Man, the desperation here is just rough. Almost too thick to type through. Blazers are keeping the Dallas lead around 11, but Dirk is not letting it slip and the Blazers are fighting like hell to cut into it. It's the two train thing, I think.

Just when I'm thinking "Man, Nate needs to pull Brandon out of this one," Brandon hits another huge shot.

Dirk gets fouled and the crowd absolutely hates it. But when you get down 20-odd points, you're basically handing the officials the key to the city. Missed calls and borderline calls are going to happen whether you're closing the gap or getting blown out completely.

It's a full timeout here, and it's all idle chatter. Blazer fans realize that if the Mavs win, this could be the last time they see the team this year. So even if it's a futile cheer, they're going to cheer. Some empty seats after that horrible stretch, but not as many as you'd think. I think the remaining fans will make up the volume difference.

5:21 to go with Dirk at the line. He looks all Elvis Costello when he shoots, but he really can shoot.

Andre Miller cuts it to nine again. Blazers got away with some very, very suspect defense from Brandon Roy on the Mavs' last trip up, but now Roy is going nuts on offense once again. He sinks a jumper. Seven-point game. Here we go.

Jason Terry with a HEARTBREAKER three. Just mean, man. There's no need for that.

But the Zers keep it up. As much as I hate the Brandon Roy isolation game, he is SO BRANDON RIGHT NOW.

Blazers trail by six with 2:32 to go. They can't make any mistakes if they're going to steal this one now. So many cliches to use for this moment that my gears are jammed. HELP ME, IPAD GUYS!

I'm no coach, but I'm thinking that, aside from getting stops, the key here is to draw some fouls. And just like that, Gerald Wallace draws an ABSOLUTELY HUGE charge from Dirk Nowitzki. Timeout Mavs. Stretch this thing out a bit longer, why don't they... 2:16 left, still an 80-74 game.

No way. No way. No way. Roy to LaMarcus for the hook, and now the Mavs turn it over!?!? No way.

Brandon lets off another jumper, and it swishes. Unfortunately, he was fouled just prior to the shot. Hate to see him waste one like that.


Okay, this is officially the craziest game I've ever seen. I HONESTLY THINK this is the craziest game I've ever seen. It's like Roy thrives on all the bad shit that's been said about him. He is single-handdly putting this whole team on his back and just going NEXT. LEVEL.
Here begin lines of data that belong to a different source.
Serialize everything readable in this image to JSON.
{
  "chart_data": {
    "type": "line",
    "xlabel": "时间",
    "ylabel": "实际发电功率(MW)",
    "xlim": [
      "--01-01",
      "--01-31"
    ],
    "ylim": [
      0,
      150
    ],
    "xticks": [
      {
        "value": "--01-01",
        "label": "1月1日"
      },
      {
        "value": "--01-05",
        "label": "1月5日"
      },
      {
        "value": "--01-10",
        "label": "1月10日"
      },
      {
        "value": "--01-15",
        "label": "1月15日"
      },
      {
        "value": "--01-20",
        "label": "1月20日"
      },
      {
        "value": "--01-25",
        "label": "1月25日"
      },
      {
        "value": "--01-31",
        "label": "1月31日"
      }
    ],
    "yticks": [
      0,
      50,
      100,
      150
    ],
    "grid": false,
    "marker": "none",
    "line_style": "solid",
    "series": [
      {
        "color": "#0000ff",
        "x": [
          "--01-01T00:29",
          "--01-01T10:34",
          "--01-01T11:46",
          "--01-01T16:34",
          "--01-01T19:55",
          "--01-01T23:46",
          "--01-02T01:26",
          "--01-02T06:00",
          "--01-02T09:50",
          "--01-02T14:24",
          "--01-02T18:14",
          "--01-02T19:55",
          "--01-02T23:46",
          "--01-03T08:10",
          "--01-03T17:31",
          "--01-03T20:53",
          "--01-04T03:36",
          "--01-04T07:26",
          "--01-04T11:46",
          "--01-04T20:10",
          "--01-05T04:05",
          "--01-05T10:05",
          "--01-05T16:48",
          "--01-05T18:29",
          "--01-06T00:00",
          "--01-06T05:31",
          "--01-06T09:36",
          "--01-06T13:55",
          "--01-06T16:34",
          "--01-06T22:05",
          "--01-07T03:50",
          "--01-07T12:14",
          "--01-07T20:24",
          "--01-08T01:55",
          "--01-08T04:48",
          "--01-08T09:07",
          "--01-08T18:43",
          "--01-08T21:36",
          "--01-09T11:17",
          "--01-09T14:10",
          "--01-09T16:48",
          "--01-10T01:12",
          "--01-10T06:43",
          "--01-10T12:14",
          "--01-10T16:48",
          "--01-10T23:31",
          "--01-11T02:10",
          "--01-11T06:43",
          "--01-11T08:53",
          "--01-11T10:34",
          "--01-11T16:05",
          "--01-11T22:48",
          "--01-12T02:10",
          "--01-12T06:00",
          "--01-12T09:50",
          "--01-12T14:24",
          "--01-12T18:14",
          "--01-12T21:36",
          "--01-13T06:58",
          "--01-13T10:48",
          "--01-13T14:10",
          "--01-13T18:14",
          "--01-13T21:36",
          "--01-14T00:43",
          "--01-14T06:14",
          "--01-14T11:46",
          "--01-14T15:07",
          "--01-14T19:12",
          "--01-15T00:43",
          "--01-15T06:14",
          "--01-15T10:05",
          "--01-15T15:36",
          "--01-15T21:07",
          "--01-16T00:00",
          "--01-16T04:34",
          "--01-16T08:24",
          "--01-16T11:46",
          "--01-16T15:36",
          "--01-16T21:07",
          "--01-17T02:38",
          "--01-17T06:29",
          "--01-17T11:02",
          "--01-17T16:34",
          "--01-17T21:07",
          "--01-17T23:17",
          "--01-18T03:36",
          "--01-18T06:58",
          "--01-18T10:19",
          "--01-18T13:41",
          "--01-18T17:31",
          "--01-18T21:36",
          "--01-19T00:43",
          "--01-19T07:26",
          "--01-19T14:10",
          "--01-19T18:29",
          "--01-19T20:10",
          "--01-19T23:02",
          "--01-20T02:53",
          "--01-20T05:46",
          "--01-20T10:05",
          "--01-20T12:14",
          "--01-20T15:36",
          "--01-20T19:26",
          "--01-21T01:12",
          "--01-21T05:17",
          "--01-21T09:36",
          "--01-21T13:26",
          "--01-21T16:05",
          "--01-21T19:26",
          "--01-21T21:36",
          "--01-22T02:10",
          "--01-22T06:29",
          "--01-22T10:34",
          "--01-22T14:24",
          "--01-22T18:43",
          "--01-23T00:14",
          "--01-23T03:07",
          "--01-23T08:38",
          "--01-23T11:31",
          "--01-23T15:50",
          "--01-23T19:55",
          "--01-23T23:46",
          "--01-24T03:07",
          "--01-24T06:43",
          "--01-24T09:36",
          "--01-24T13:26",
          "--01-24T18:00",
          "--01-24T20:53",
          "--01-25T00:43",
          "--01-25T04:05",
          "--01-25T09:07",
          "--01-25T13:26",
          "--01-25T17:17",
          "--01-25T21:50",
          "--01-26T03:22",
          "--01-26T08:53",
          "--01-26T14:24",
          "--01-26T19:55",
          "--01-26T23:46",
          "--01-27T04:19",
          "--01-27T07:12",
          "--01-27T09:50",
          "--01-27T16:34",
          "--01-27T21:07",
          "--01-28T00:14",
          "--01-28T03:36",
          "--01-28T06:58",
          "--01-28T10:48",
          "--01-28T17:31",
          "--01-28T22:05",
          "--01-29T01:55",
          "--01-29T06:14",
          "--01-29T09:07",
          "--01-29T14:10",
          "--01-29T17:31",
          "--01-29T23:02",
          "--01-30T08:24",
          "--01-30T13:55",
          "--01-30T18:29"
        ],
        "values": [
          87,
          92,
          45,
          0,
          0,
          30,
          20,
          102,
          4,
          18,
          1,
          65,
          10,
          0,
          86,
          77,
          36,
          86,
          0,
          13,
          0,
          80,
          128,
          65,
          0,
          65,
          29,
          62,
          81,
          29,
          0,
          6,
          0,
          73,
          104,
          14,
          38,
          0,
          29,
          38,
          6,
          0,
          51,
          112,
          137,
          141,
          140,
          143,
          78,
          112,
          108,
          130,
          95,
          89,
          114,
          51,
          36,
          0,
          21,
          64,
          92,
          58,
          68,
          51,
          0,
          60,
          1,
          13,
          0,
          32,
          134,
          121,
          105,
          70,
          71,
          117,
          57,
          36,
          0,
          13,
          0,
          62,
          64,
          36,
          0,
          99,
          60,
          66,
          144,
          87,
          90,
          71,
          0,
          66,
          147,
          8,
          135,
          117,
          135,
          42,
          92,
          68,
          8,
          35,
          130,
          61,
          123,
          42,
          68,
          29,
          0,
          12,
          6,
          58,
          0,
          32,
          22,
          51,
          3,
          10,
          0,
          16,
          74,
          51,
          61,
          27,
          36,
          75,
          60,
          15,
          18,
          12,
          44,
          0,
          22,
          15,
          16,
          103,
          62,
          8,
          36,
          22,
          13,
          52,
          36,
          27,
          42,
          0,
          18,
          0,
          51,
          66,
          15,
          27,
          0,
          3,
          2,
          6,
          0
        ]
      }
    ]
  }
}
I never thought we'd see this from him again. He has 22 points, 16 of them in this quarter when you include that FOUR. POINT. PLAY.

If you wrote this second half into a movie, it would be the cheesiest basketball movie anyone has ever seen. It's too much. They have to win, because cheesy basketball movies never end with the good guys losing. The officials are reviewing the last out-of-bounds play. They're taking their sweet time.

The cheering that's going on here isn't just loud, it's loud tinged with absolute disbelief. I mean, complete and utter amazement at what is happening. I have never seen a game like this. I've seen some crazy games, but I've never looked down press row to see every mouth agape and every eye wide.

How many Blazer fans are being made right now? Here and across the country? How many Brandon Roy jerseys are going to sell this weekend? This is incredible. I'm so glad I'm here. I feel like the double rainbow guy and his rainbows. That's how amazing this is to me.

And, of course, it could all go to hell real quick.

Breathless, man. I can't even type. Blazers win, and there's a huge crowd around Brandon Roy. I wish I could watch this post-game interview. No one wants to leave. That was some of the most incredible basketball I've ever seen, and the most emotional comeback I've ever seen, hands-down. Strangers are hugging—not just because their team won but because they just experienced, together, everything they could possibly hope to experience in a basketball game. Incredible stuff. There was something spiritual about that one. That's really the only word that comes to mind.

Phew. I'll see you guys at game six.